Monitoring Azure Sphere fleet and device health

This post has been republished via RSS; it originally appeared at: New blog articles in Microsoft Community Hub.

Overview

In the Azure Sphere product team, we hear frequently from our customers that one of the biggest challenges for operating a fleet of devices is being able to remotely monitor and diagnose any issues without having to dispatch a technician. Without the right data and tools for remote diagnostics, troubleshooting a device is costly, and can span weeks at a time. With the integration of Azure Sphere and Azure Monitor enabled by the Public Preview of Azure Portal integration for Azure Sphere, you can now unlock capabilities for seamless monitoring and swift diagnostics of a fleet of Azure Sphere devices. We will share three common scenarios to demonstrate how to use Metrics, Log Analytics, and Alerts as part of the Azure Monitor suite.

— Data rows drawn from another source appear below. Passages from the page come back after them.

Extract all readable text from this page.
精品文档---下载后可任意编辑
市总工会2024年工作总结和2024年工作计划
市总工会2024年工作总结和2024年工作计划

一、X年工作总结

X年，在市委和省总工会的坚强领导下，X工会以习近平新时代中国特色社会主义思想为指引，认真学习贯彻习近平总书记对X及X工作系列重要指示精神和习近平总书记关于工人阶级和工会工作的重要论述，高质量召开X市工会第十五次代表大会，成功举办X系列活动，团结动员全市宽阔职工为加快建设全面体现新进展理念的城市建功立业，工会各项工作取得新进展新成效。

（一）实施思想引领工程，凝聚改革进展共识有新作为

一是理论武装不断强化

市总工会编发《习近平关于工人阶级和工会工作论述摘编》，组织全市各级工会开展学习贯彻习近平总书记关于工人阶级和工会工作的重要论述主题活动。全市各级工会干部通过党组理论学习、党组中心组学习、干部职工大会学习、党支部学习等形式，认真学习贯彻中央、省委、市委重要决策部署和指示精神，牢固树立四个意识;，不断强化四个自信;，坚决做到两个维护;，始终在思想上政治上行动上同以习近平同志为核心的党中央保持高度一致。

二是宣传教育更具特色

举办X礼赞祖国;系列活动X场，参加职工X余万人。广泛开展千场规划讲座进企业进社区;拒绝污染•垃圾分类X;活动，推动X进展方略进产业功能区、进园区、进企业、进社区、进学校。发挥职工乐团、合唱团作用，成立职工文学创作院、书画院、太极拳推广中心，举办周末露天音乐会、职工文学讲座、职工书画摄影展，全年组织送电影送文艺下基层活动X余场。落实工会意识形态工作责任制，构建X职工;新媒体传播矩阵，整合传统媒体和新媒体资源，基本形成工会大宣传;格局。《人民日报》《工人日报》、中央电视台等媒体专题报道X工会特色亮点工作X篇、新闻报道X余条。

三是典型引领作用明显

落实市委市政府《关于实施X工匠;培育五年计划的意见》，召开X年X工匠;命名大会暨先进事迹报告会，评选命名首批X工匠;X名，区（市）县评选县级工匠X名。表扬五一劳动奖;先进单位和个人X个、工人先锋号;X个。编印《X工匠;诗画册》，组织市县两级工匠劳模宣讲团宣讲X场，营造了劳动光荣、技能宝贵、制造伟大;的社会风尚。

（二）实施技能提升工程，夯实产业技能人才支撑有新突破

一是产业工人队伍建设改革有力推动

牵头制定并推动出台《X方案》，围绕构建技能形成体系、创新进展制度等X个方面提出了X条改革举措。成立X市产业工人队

1) Correlate device fleet health with key events

When connectivity with field devices is lost unexpectedly, one of the first questions to ask is: "what changed?" To answer that, you can configure Metrics to show key events such as OS updates, app updates and certificate validity, and add device health metrics on the same timeline for quick correlation. This allows you to focus your investigation on a specific team or area, saving hours to days of developer time and reducing support operations overhead.

Metrics 2 (16x9).png

Figure 1: Review if device update events (upper chart) and error telemetry (lower chart) are correlated.

2) Review device history

When a device exhibits unexpected behavior, such as rebooting repeatedly, the first step is to review device logs for clues. By configuring a Diagnostic setting, device logs are routed automatically to your endpoint of choice for subsequent review and analysis.

Diagnostic setting 3 (16x9).png

Figure 2: Configure Azure Monitor to send 'Device Events' and 'Audit Logs' to a Log Analytics workspace.

With Log Analytics integration, out-of-the-box KQL queries are provided to help you quickly analyze the state of your fleet and devices. You don’t need to write any code if you choose not to. Simply hit Run to generate curated device health reports.

Log Analytics (16x9).png

Figure 3: Get started with Log Analytics quickly by running out-of-the-box queries.

KQL (16x9) 2.png

Figure 4: Analyze device history within the past 24 hours with the Azure Sphere device events timeline query.

3) Receive alerts for events of interest

With Alerts, you can be notified for a fleet event or device event based on configurable thresholds. Configurable thresholds can be set on a metric of choice (e.g., number of application crashes within a specified timeframe) or on a Log Analytics query result (e.g., cumulative number of OS update failures). Both examples are shown below.

Alert rule 1 (16x9).png

Figure 5: Create an alert rule to detect application crashes exceeding a threshold of 10 every hour.

Alert rule 2 (16x9).png

Figure 6: Create an alert rule to detect when more than 10 instances of a device update event are not successful within the past 24 hours.

Conclusion

The three scenarios shared demonstrate how you can leverage Azure Sphere’s integration with Azure Monitor to understand the state and health of your device fleet. Metrics provides a bird’s eye view of key events that are happening in the fleet over time. After that, if you want to investigate the events further, Log Analytics allows you to run queries against fleet data. You can also configure automated Alerts that notify you when key events occur. These capabilities provide a good starting point in understanding the state and health of your device fleet. For additional diagnostic guidance, you may refer to best practices for remote troubleshooting of Azure Sphere devices.